Personal information
- Born: 25 January 1959 (age 67)
- Original team: Wagga Wagga
- Height: 198 cm (6 ft 6 in)
- Weight: 106 kg (234 lb)

Playing career^{1}
- Years: Club / Games (Goals)
- 1979–1980: Richmond / 5 (0)
- 1981–1982: Hawthorn / 4 (0)
- Total:  / 9 (0)
- ^{1} Playing statistics correct to the end of 1982.

= Kim Kershaw =

Australian rules footballer (born 1959)

Kim Kershaw (born 25 January 1959) is a former Australian rules footballer who played with Richmond and Hawthorn in the Victorian Football League (VFL).

==VFL years==
Kershaw grew up in Wagga Wagga and started his VFL career at South Melbourne, but only got as high as reserve level. He was swapped by South Melbourne for Richmond rover Jon Hummel. In 1979 and 1980 he played a total of five senior games for Richmond, as a ruckman. He was traded to Hawthorn during the 1981 VFL season, along with a transfer fee, in return for veteran Alan Martello. His only league appearance for Hawthorn that year came when in round 17, when ruckman Don Scott was unavailable. Scott retired at the end of the season, but Hawthorn then recruited Michael Byrne and Kershaw only played three games in 1982.
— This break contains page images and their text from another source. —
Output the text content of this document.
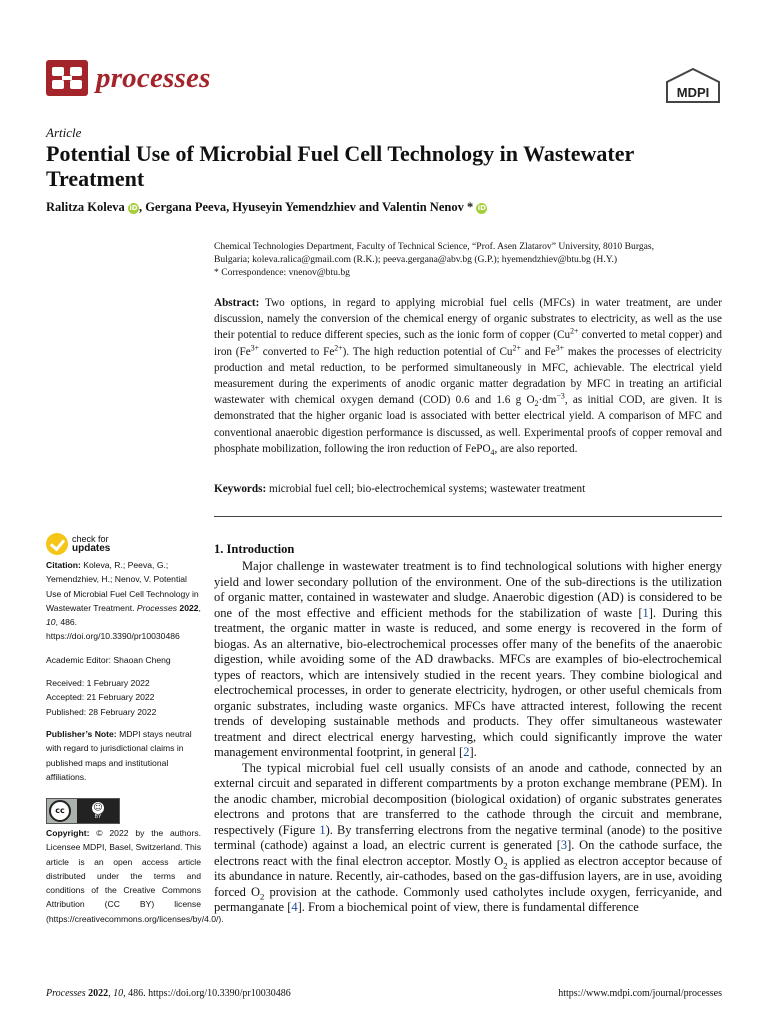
processes	MDPI
Article
Potential Use of Microbial Fuel Cell Technology in Wastewater Treatment
Ralitza Koleva iD, Gergana Peeva, Hyuseyin Yemendzhiev and Valentin Nenov * iD
Chemical Technologies Department, Faculty of Technical Science, “Prof. Asen Zlatarov” University, 8010 Burgas,
Bulgaria; koleva.ralica@gmail.com (R.K.); peeva.gergana@abv.bg (G.P.); hyemendzhiev@btu.bg (H.Y.)
* Correspondence: vnenov@btu.bg
Abstract: Two options, in regard to applying microbial fuel cells (MFCs) in water treatment, are under discussion, namely the conversion of the chemical energy of organic substrates to electricity, as well as the use their potential to reduce different species, such as the ionic form of copper ($Cu^{2+}$ converted to metal copper) and iron ($Fe^{3+}$ converted to $Fe^{2+}$). The high reduction potential of $Cu^{2+}$ and $Fe^{3+}$ makes the processes of electricity production and metal reduction, to be performed simultaneously in MFC, achievable. The electrical yield measurement during the experiments of anodic organic matter degradation by MFC in treating an artificial wastewater with chemical oxygen demand (COD) 0.6 and 1.6 g $O_2\cdot dm^{-3}$, as initial COD, are given. It is demonstrated that the higher organic load is associated with better electrical yield. A comparison of MFC and conventional anaerobic digestion performance is discussed, as well. Experimental proofs of copper removal and phosphate mobilization, following the iron reduction of FePO$_4$, are also reported.
Keywords: microbial fuel cell; bio-electrochemical systems; wastewater treatment
check for
updates
Citation: Koleva, R.; Peeva, G.; Yemendzhiev, H.; Nenov, V. Potential Use of Microbial Fuel Cell Technology in Wastewater Treatment. Processes 2022, 10, 486. https://doi.org/10.3390/pr10030486
Academic Editor: Shaoan Cheng
Received: 1 February 2022
Accepted: 21 February 2022
Published: 28 February 2022
Publisher’s Note: MDPI stays neutral with regard to jurisdictional claims in published maps and institutional affiliations.
cc	☺
BY
Copyright: © 2022 by the authors. Licensee MDPI, Basel, Switzerland. This article is an open access article distributed under the terms and conditions of the Creative Commons Attribution (CC BY) license (https://creativecommons.org/licenses/by/4.0/).
1. Introduction

Major challenge in wastewater treatment is to find technological solutions with higher energy yield and lower secondary pollution of the environment. One of the sub-directions is the utilization of organic matter, contained in wastewater and sludge. Anaerobic digestion (AD) is considered to be one of the most effective and efficient methods for the stabilization of waste [1]. During this treatment, the organic matter in waste is reduced, and some energy is recovered in the form of biogas. As an alternative, bio-electrochemical processes offer many of the benefits of the anaerobic digestion, while avoiding some of the AD drawbacks. MFCs are examples of bio-electrochemical types of reactors, which are intensively studied in the recent years. They combine biological and electrochemical processes, in order to generate electricity, hydrogen, or other useful chemicals from organic substrates, including waste organics. MFCs have attracted interest, following the recent trends of developing sustainable methods and products. They offer simultaneous wastewater treatment and direct electrical energy harvesting, which could significantly improve the water management environmental footprint, in general [2].

The typical microbial fuel cell usually consists of an anode and cathode, connected by an external circuit and separated in different compartments by a proton exchange membrane (PEM). In the anodic chamber, microbial decomposition (biological oxidation) of organic substrates generates electrons and protons that are transferred to the cathode through the circuit and membrane, respectively (Figure 1). By transferring electrons from the negative terminal (anode) to the positive terminal (cathode) against a load, an electric current is generated [3]. On the cathode surface, the electrons react with the final electron acceptor. Mostly $O_2$ is applied as electron acceptor because of its abundance in nature. Recently, air-cathodes, based on the gas-diffusion layers, are in use, avoiding forced $O_2$ provision at the cathode. Commonly used catholytes include oxygen, ferricyanide, and permanganate [4]. From a biochemical point of view, there is fundamental difference

Processes 2022, 10, 486. https://doi.org/10.3390/pr10030486	https://www.mdpi.com/journal/processes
==Williamstown and coaching==
Kershaw went on play 81 games for Victorian Football Association side Williamstown between 1983 and 1988, which included a premiership in 1986. Named on the interchange bench in Williamstown's official Team of the Century, Kershaw won four successive best and fairest awards from 1983 to 1986, the only player in the club's history to have done so, and placed second for the 1984 J. J. Liston Trophy.

He coached Team Africa at the 2008 Australian Football International Cup.

==Personal life==
His daughter, Abbey Lee, is a fashion model and actress.